The only datasets that will be useful to train LLMs in the future will be the on...

seszett · on June 5, 2023

The good news is that this will mostly affect English, but most other languages are likely to keep being mostly generated by humans. This could even encourage people to use their own language more on the internet, which I think is a win for human cultural diversity.

I don't know if there is any escape from this for native English speakers, though.

avian · on June 5, 2023

Most other languages (at least the ones I know) are already hugely polluted by useless content that was (badly) machine translated from English. Such spam sites are now a majority of search results for me when I use Duckduckgo or Google.

seszett · on June 5, 2023

That's not wrong, although it's often very easy to spot.

dieortin · on June 5, 2023

How so? LLMs like GPT4 have no issue generating text in Spanish, for example.

seszett · on June 5, 2023

Probably the larger languages will be affected somewhat as well (I can't test Spanish but I've used GPT3.5 in French without issues) but not as much I think, such automated attacks seem to most often be targeted at English (I suppose if you're doing something like that, it's both easier to use English and also gives better returns (whatever they are) since there are much more English readers on the Internet).

On smaller languages though, GPT is often not good enough to use without a lot of supervision. Like it can give a good impression of West-Flemish, but can't simulate an actual conversation on an actual topic. Even just Dutch is kind of hit-and-miss.

TeMPOraL · on June 5, 2023

GPT-4 tends to screw up the grammar in other languages, I imagine in proportion to inverse of the language's prevalence in the training data.

I often work with GPT-4 in Polish. I don't think I've ever had it give me an answer in Polish without at least one grammatical mistake somewhere per every two or three paragraphs. The text itself is still superb, and its command of vocabulary better than that of a median native speaker, but it revels itself by confusing genders, or forgetting about the grammatical case suffixes.

input_sh · on June 5, 2023

Spanish is probably the second most easiest one due to the sheer amount of data you can train it on. The less common the language is, the shittier the output becomes.

It is utterly useless at generating pretty much anything in my native language (Bosnian/Croatian/Montenegrin/Serbian, however you wanna call it). Like you don't even have to try to trick it, even if you try the simplest of prompts it will produce instantly dismissible garbage.

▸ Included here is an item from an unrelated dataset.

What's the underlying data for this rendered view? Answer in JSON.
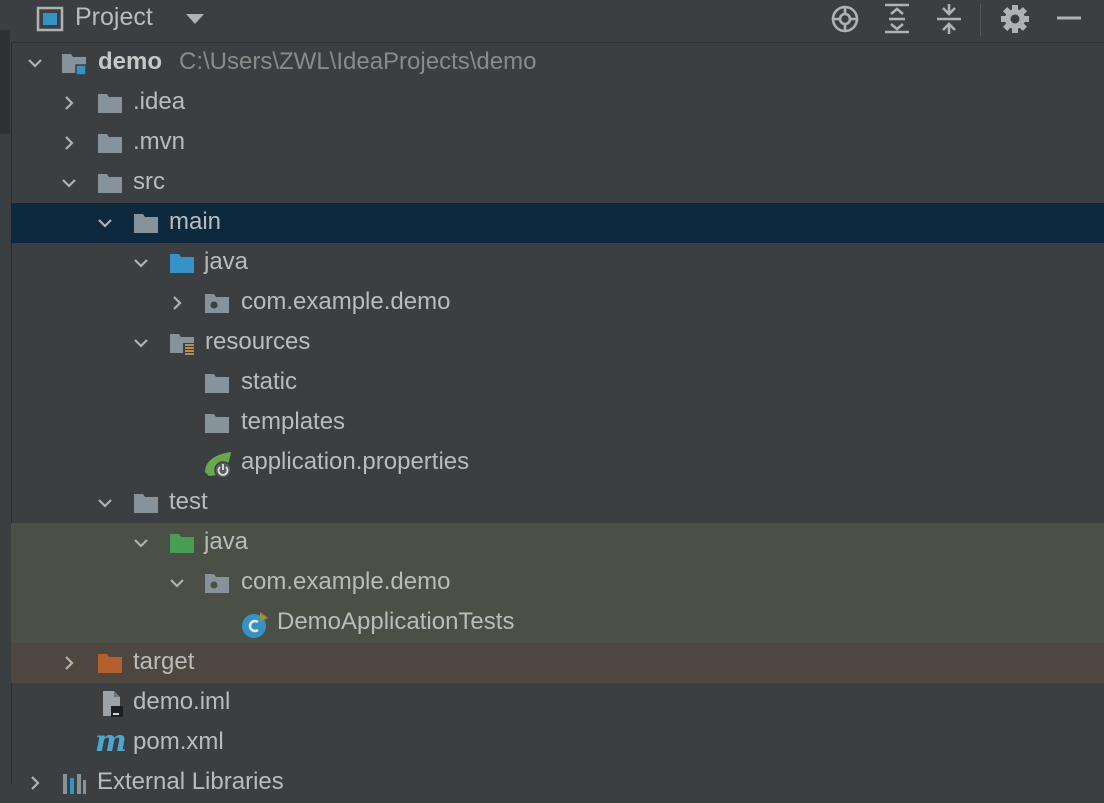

Like it's technically not wrong, it's (mostly) grammatically correct, but it produces sentences in such a robotic way no human ever would. Hell, even generating a prompt in English and then using Google Translate makes it sound more natural than straight giving it a prompt in my language. We don't need those AI detection tools, you can take one glimpse at a text and know with 100% certainty it's not written by a human.

hnlmorg · on June 5, 2023

As someone who has moderated several popular message boards over the years, I can assure you that the problem of machine generated spam is nearly as old as HTML itself.